Homework 04

Due Wednesday, 3 November, 10:10am. Please hand it in to Hossein before the beginning of the exercise session.

Problem 1

In bottom up parsing replacing the RHS of a rule with its LHS is called reduction. A reductions is called “useless” if it is actually generated during the parsing but it cannot be used in any valid parse tree.

We denote a reduction by a triple (p, A → u, q). We define the fact that a reduction occurs during parsing depending on the parsing technique, as follows.

For CYK: CYK parser, if the non-terminal A belongs to d(p)(q) because of its right-hand side u, that is

either u is a terminal and is stored at substring from p to q (so q = p+1), or
u is of the form BC, where B belongs to d(p)(r) and C belongs to d(r+1)(q)

For Earley parser: in Earley parser executes a completion step because of the item $(A \rightarrow u. , p) \in S(q)$

Consider the following grammar.

S -> UT      |  V "Int"  |  "Int"
T -> V "Int" |  "Int"
U -> S "=>"
V -> T ","

In all of the following questions, consider the input to be “Int , Int ⇒ Int”.

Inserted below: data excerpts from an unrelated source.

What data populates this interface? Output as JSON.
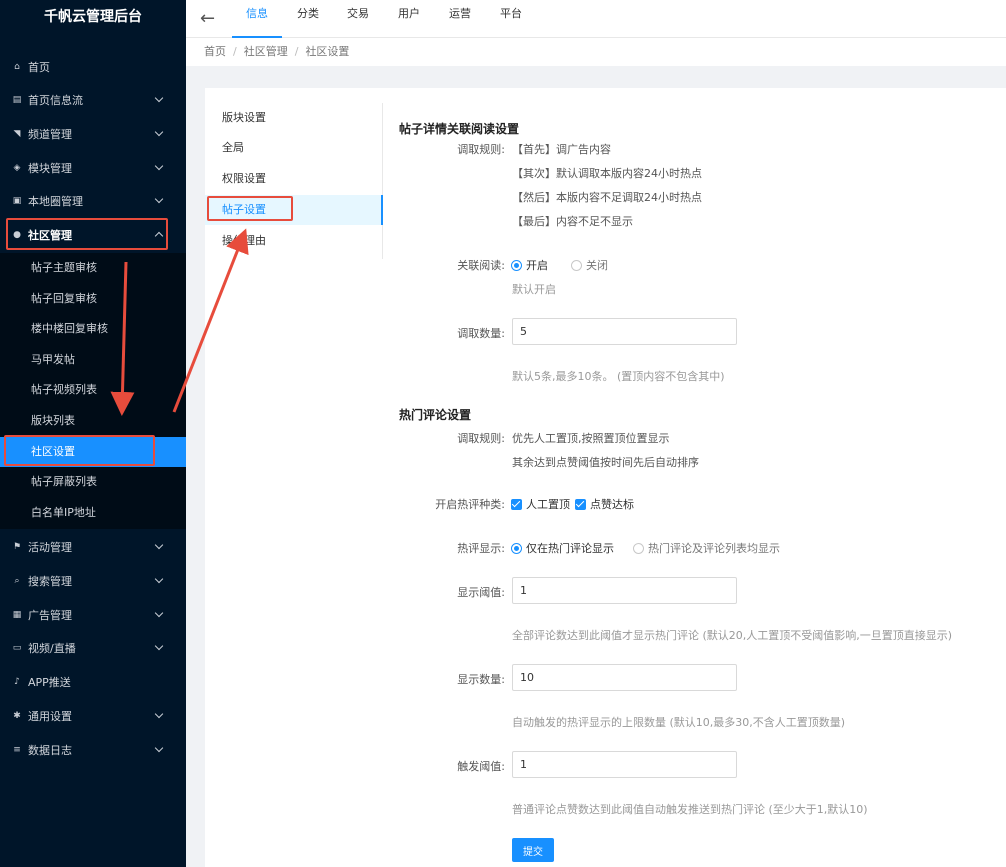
{
  "sidebar": {
    "title": "千帆云管理后台",
    "items": [
      {
        "label": "首页",
        "icon": "home-icon",
        "glyph": "⌂",
        "has_children": false
      },
      {
        "label": "首页信息流",
        "icon": "document-icon",
        "glyph": "▤",
        "has_children": true
      },
      {
        "label": "频道管理",
        "icon": "rss-icon",
        "glyph": "◥",
        "has_children": true
      },
      {
        "label": "模块管理",
        "icon": "cube-icon",
        "glyph": "◈",
        "has_children": true
      },
      {
        "label": "本地圈管理",
        "icon": "map-icon",
        "glyph": "▣",
        "has_children": true
      },
      {
        "label": "社区管理",
        "icon": "user-circle-icon",
        "glyph": "●",
        "has_children": true,
        "open": true
      }
    ],
    "submenu": [
      "帖子主题审核",
      "帖子回复审核",
      "楼中楼回复审核",
      "马甲发帖",
      "帖子视频列表",
      "版块列表",
      "社区设置",
      "帖子屏蔽列表",
      "白名单IP地址"
    ],
    "active_submenu": "社区设置",
    "bottom_items": [
      {
        "label": "活动管理",
        "icon": "flag-icon",
        "glyph": "⚑",
        "has_children": true
      },
      {
        "label": "搜索管理",
        "icon": "search-icon",
        "glyph": "⌕",
        "has_children": true
      },
      {
        "label": "广告管理",
        "icon": "image-icon",
        "glyph": "▦",
        "has_children": true
      },
      {
        "label": "视频/直播",
        "icon": "video-icon",
        "glyph": "▭",
        "has_children": true
      },
      {
        "label": "APP推送",
        "icon": "bell-icon",
        "glyph": "♪",
        "has_children": false
      },
      {
        "label": "通用设置",
        "icon": "gear-icon",
        "glyph": "✱",
        "has_children": true
      },
      {
        "label": "数据日志",
        "icon": "list-icon",
        "glyph": "≡",
        "has_children": true
      }
    ]
  },
  "topbar": {
    "tabs": [
      "信息",
      "分类",
      "交易",
      "用户",
      "运营",
      "平台"
    ],
    "active_tab": "信息"
  },
  "breadcrumb": [
    "首页",
    "社区管理",
    "社区设置"
  ],
  "inner_nav": {
    "items": [
      "版块设置",
      "全局",
      "权限设置",
      "帖子设置",
      "操作理由"
    ],
    "active": "帖子设置"
  },
  "related_reading": {
    "title": "帖子详情关联阅读设置",
    "rule_label": "调取规则:",
    "rules": [
      "【首先】调广告内容",
      "【其次】默认调取本版内容24小时热点",
      "【然后】本版内容不足调取24小时热点",
      "【最后】内容不足不显示"
    ],
    "toggle_label": "关联阅读:",
    "toggle_on": "开启",
    "toggle_off": "关闭",
    "toggle_value": "开启",
    "toggle_hint": "默认开启",
    "count_label": "调取数量:",
    "count_value": "5",
    "count_hint": "默认5条,最多10条。 (置顶内容不包含其中)"
  },
  "hot_comments": {
    "title": "热门评论设置",
    "rule_label": "调取规则:",
    "rules": [
      "优先人工置顶,按照置顶位置显示",
      "其余达到点赞阈值按时间先后自动排序"
    ],
    "types_label": "开启热评种类:",
    "types": [
      "人工置顶",
      "点赞达标"
    ],
    "display_label": "热评显示:",
    "display_options": [
      "仅在热门评论显示",
      "热门评论及评论列表均显示"
    ],
    "display_value": "仅在热门评论显示",
    "threshold_label": "显示阈值:",
    "threshold_value": "1",
    "threshold_hint": "全部评论数达到此阈值才显示热门评论 (默认20,人工置顶不受阈值影响,一旦置顶直接显示)",
    "count_label": "显示数量:",
    "count_value": "10",
    "count_hint": "自动触发的热评显示的上限数量 (默认10,最多30,不含人工置顶数量)",
    "trigger_label": "触发阈值:",
    "trigger_value": "1",
    "trigger_hint": "普通评论点赞数达到此阈值自动触发推送到热门评论 (至少大于1,默认10)",
    "submit_label": "提交"
  },
  "colors": {
    "sidebar_bg": "#001529",
    "accent": "#1890ff",
    "annotation_red": "#e74c3c"
  }
}
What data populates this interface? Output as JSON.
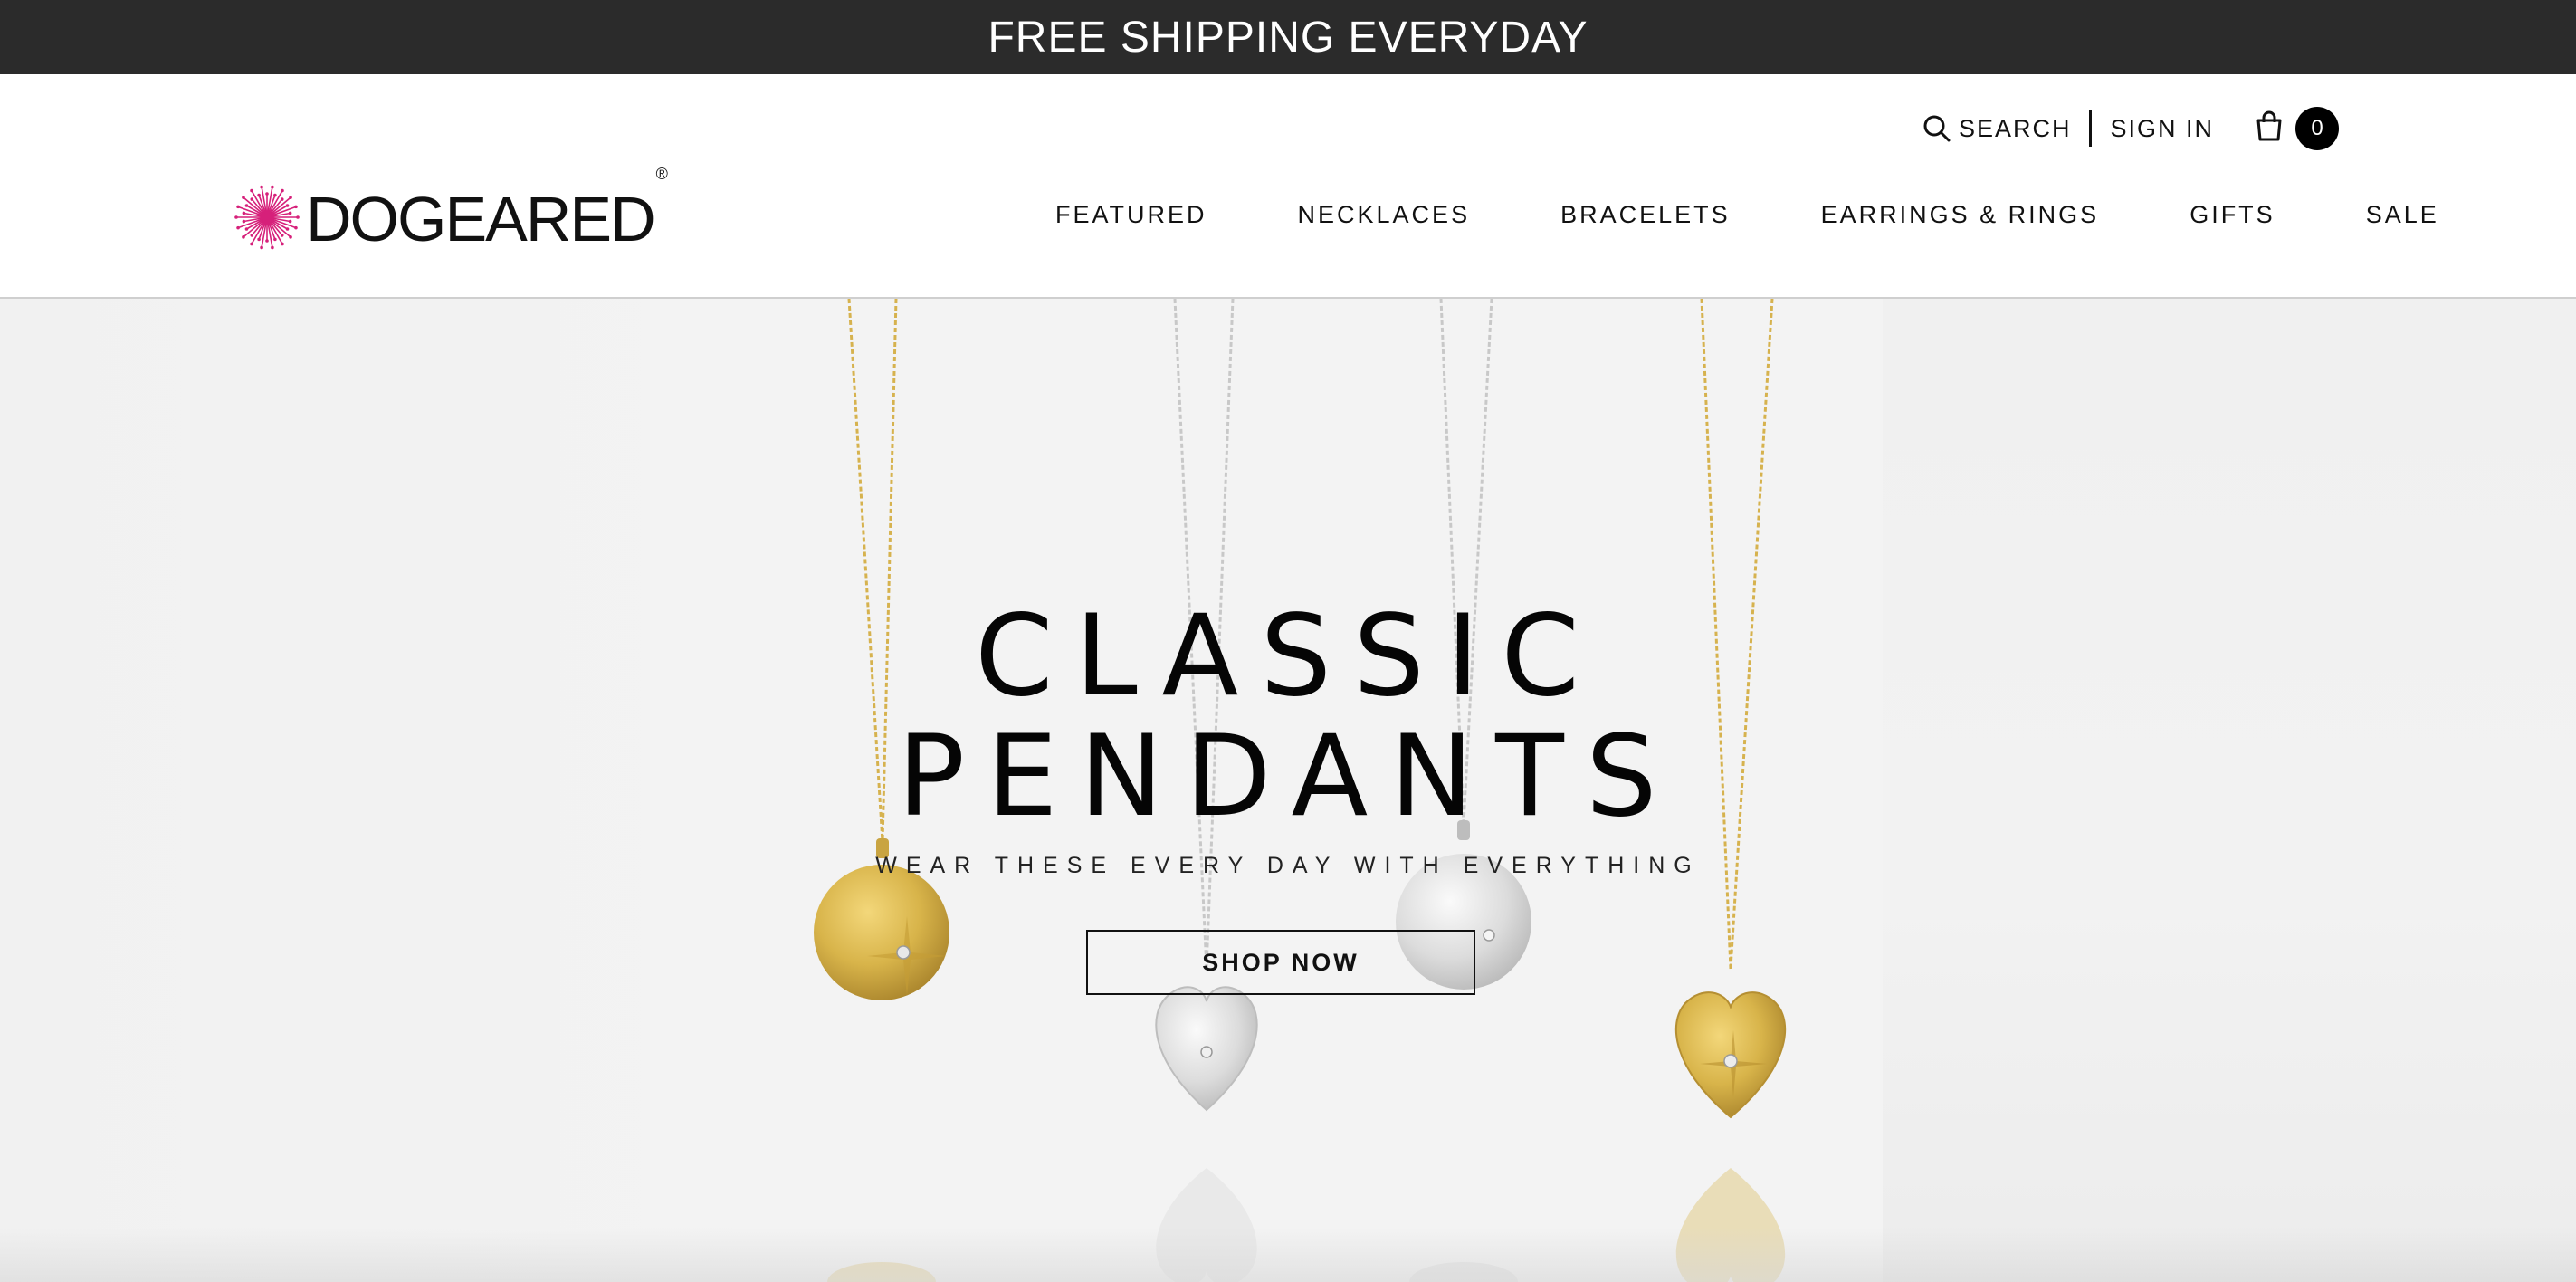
{
  "promo": {
    "text": "FREE SHIPPING EVERYDAY"
  },
  "header": {
    "search_label": "SEARCH",
    "sign_in_label": "SIGN IN",
    "cart_count": "0",
    "logo_text": "DOGEARED",
    "logo_reg": "®"
  },
  "nav": {
    "items": [
      {
        "label": "FEATURED"
      },
      {
        "label": "NECKLACES"
      },
      {
        "label": "BRACELETS"
      },
      {
        "label": "EARRINGS & RINGS"
      },
      {
        "label": "GIFTS"
      },
      {
        "label": "SALE"
      }
    ]
  },
  "hero": {
    "title_line1": "CLASSIC",
    "title_line2": "PENDANTS",
    "subtitle": "WEAR THESE EVERY DAY WITH EVERYTHING",
    "cta_label": "SHOP NOW"
  },
  "colors": {
    "promo_bg": "#2b2b2b",
    "logo_accent": "#d6207a",
    "gold": "#d8b44a",
    "silver": "#d9d9d9"
  }
}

Construct the CYK parsing table.
Is the grammar ambiguous for the input?
Determine the useless reductions in CYK parsing.
Give the Earley parsing for the same input and grammar.
Determine the useless reductions in Earley parsing.
Classify the useless reductions in three categories: both Earley and CYK, only CYK, only Earley.

Problem 2

The Predictor of an Earley parser can be improved by taking into account the look-ahead of the next symbol. As an example if the next symbol of the input is $a$ and $a\not\in \textit{FIRST}(Y)$ then it will never predict an item of the form $X\rightarrow\alpha\bullet Y\beta$ . Describe how this improved Predictor can eliminate some useless reductions in the first problem.

Problem 3

Consider a productive grammar in Chomsky normal form which does not contain $\epsilon$ . Assume the input consists of exactly $n$ tokens, i.e., the lexical analyzer returns $n$ tokens before hitting the EOF.

Assume there are $k$ productions of form A → BC and $l$ productions are of form A → a. By considering all the combinations of possible dot positions in the right-hand-side of a production and all different possible values of an item, compute the number of possible items.

Consider the following grammar.

S -> AB
A -> BA
A -> a
B -> b

Determine which of the following items are possible and which are impossible during the parsing of an input.

$(A\rightarrow a\bullet,n - 1)$
$(S\rightarrow AB\bullet,1)$
$(B\rightarrow b\bullet,4)$
$(A\rightarrow B\bullet A,2)$